Les aventures des poussins, racontées par leur presque poule de mère
Ca faisait un moment qu’il les réclamait les vacances, à la maison, on ne pouvait plus prononcer le mot sans qu’Elliot ajoute « les vacances c’est chez Mamie, hein ? », heureusement, quand on est salarié avec 5 malheureuses semaines par an on ne le prononce pas tout les jours…
On n’allait pas le priver cet enfant, s’il rêve de vacances dans la campagne Poitevine chez sa grand-mère, ça serait quand même dommage de les lui refuser…
D’autant qu’en bons parents indignes, on en profite pour partir 3 jours….
Vers mon rêve à moi (comme ça tout le monde est content), à Venise.
Je ne cherche pas (du tout) à me donner bonne conscience mais Venise pour un Poussin de 2 ans et demi dont le grand bonheur est d’aller manger des frites au bistro chez Papi, je ne vois pas l’intérêt.

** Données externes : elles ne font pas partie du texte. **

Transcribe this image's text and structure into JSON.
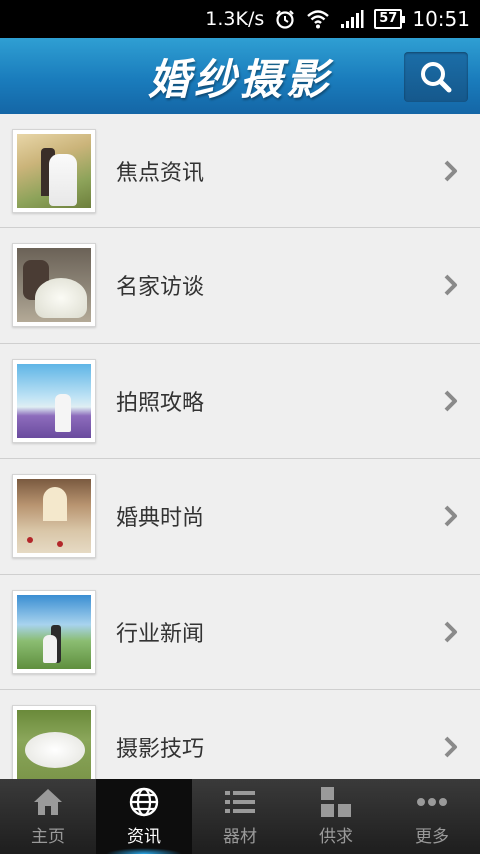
{
  "status_bar": {
    "speed": "1.3K/s",
    "battery": "57",
    "time": "10:51"
  },
  "header": {
    "title": "婚纱摄影"
  },
  "list": {
    "items": [
      {
        "label": "焦点资讯"
      },
      {
        "label": "名家访谈"
      },
      {
        "label": "拍照攻略"
      },
      {
        "label": "婚典时尚"
      },
      {
        "label": "行业新闻"
      },
      {
        "label": "摄影技巧"
      }
    ]
  },
  "bottom_nav": {
    "items": [
      {
        "label": "主页",
        "icon": "home-icon"
      },
      {
        "label": "资讯",
        "icon": "globe-icon",
        "active": true
      },
      {
        "label": "器材",
        "icon": "list-icon"
      },
      {
        "label": "供求",
        "icon": "grid-icon"
      },
      {
        "label": "更多",
        "icon": "more-icon"
      }
    ]
  }
}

Il est donc parti hier, bêtement en voyant la voiture de mamie s’éloigner, chargée de vélo, de poussette, de slips Winnie Pooh, de petites voitures, de legos, de DVD, de couches, j’ai soudain eu envie de tout annuler, même Venise, pour garder avec moi mon fils adoré.
J’étais prête à tout ranger, ces valises, sac et cabas que j’avais passé la matinée à préparer, évidement je n’en ai rien fait, j’ai souri en faisant « au revoir » à mon Poussin presque endormi dans le siège auto et j’ai attendu que la voiture passe le coin de la rue pour pleurnicher dans les bras de mon mari.
Je me suis consolée d’une sieste, d’un rangement complet de mon dressing et d’un sachet de Curly (c’était un lot de 2, voir note précédente)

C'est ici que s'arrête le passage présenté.